Do you have one particular success story of someone that you’ve worked with lately?
We have a young man on staff now that was a client. He was shot in the back and damaged his spine. He thought he was never going to walk again and we worked really closely with him, and now he can walk. We got him enrolled in junior college. And so now he’s going to school and he works part-time for us. He just had a kid, so his whole world is different now. That’s probably a good example of the kinds of things that we do.
Anything else that you think people should know about what you guys do?
I feel like what people don’t understand is that these programs are working. They’re really working. Studies have shown that they are. The problem is just less and less money to fund the programs and the basic police services that we need, too. You, know every city that has made a major change has done so because they’ve made an investment. And as long as we keep making an investment of our money and our time, we’re gonna get past this.
I wish there was a lot more coverage of the people that are already working to address these issues in Oakland.
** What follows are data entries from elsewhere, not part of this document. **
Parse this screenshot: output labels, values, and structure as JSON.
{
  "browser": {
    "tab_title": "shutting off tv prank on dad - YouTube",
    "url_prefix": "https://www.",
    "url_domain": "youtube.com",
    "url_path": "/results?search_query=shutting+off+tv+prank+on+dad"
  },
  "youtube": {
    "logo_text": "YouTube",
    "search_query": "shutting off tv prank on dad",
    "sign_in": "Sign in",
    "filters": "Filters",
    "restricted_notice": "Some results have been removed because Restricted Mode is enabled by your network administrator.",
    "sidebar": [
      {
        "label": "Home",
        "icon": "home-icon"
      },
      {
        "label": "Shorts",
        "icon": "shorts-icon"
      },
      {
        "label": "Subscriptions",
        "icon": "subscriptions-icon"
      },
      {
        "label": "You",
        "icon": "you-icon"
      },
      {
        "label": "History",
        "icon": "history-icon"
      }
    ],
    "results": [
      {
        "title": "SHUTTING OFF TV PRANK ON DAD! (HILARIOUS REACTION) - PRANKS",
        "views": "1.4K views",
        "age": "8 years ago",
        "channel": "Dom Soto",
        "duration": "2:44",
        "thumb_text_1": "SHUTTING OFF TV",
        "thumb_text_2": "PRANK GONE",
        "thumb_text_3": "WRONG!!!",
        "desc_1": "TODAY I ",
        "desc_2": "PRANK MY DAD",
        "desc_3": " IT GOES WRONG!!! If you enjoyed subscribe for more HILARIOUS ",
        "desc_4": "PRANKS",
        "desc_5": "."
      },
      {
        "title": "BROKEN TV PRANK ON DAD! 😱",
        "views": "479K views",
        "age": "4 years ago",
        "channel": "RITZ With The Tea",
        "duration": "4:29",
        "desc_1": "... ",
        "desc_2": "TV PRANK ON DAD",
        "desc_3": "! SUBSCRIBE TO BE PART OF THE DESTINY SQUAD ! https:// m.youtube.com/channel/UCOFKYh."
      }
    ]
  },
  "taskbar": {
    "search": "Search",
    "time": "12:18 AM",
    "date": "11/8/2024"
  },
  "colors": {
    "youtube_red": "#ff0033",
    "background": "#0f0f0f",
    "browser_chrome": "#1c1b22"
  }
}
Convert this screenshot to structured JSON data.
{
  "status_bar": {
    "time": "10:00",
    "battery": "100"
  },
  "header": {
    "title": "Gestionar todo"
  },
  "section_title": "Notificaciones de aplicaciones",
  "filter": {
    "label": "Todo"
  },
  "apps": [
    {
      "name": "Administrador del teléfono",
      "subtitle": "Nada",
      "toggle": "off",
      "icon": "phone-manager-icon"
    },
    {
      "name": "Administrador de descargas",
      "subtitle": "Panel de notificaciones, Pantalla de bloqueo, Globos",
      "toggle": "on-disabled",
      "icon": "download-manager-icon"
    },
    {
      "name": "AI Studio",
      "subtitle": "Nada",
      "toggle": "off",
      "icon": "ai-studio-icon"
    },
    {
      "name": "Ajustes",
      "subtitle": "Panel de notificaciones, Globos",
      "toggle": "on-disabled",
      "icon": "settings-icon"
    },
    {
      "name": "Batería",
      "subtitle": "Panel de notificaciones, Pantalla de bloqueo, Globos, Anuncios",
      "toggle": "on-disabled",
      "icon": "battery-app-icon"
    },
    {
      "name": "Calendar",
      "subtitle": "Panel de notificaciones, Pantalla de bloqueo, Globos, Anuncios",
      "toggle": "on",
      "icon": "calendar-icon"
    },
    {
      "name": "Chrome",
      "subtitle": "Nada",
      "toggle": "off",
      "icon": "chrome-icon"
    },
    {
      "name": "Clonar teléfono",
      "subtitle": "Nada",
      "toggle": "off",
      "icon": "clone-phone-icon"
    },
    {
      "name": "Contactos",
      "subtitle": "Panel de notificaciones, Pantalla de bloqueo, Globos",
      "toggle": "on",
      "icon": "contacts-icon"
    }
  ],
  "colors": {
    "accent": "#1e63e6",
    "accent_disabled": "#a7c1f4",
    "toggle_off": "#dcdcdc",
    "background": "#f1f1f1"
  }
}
Right. When we had that Oikos shooting, there are a lot of cities that wouldn’t have been able to have a response. But because we were set up with the infrastructure, we were. We worked with all those families. To have a community that really cares about our victims is something special. Other cities take notice — that’s unusual.
And I think Oaklandish is part of that effort to say, “We’re proud to be from here and we take care of our own.”
This week I got a phone call from Memphis; I got an email from Minneapolis. There are cities contacting us in Oakland asking, “How can we copy what you do?” There are people that just think we are the worst, but in fact we really are a model.
There’s this attitude in Oakland — people are really resourceful and innovative with what they’ve got. Nobody is expecting anybody else to come in and fix the problem for them here. That’s something that people here in Oakland are proud of, but that just doesn’t get transported outside the city limits very much.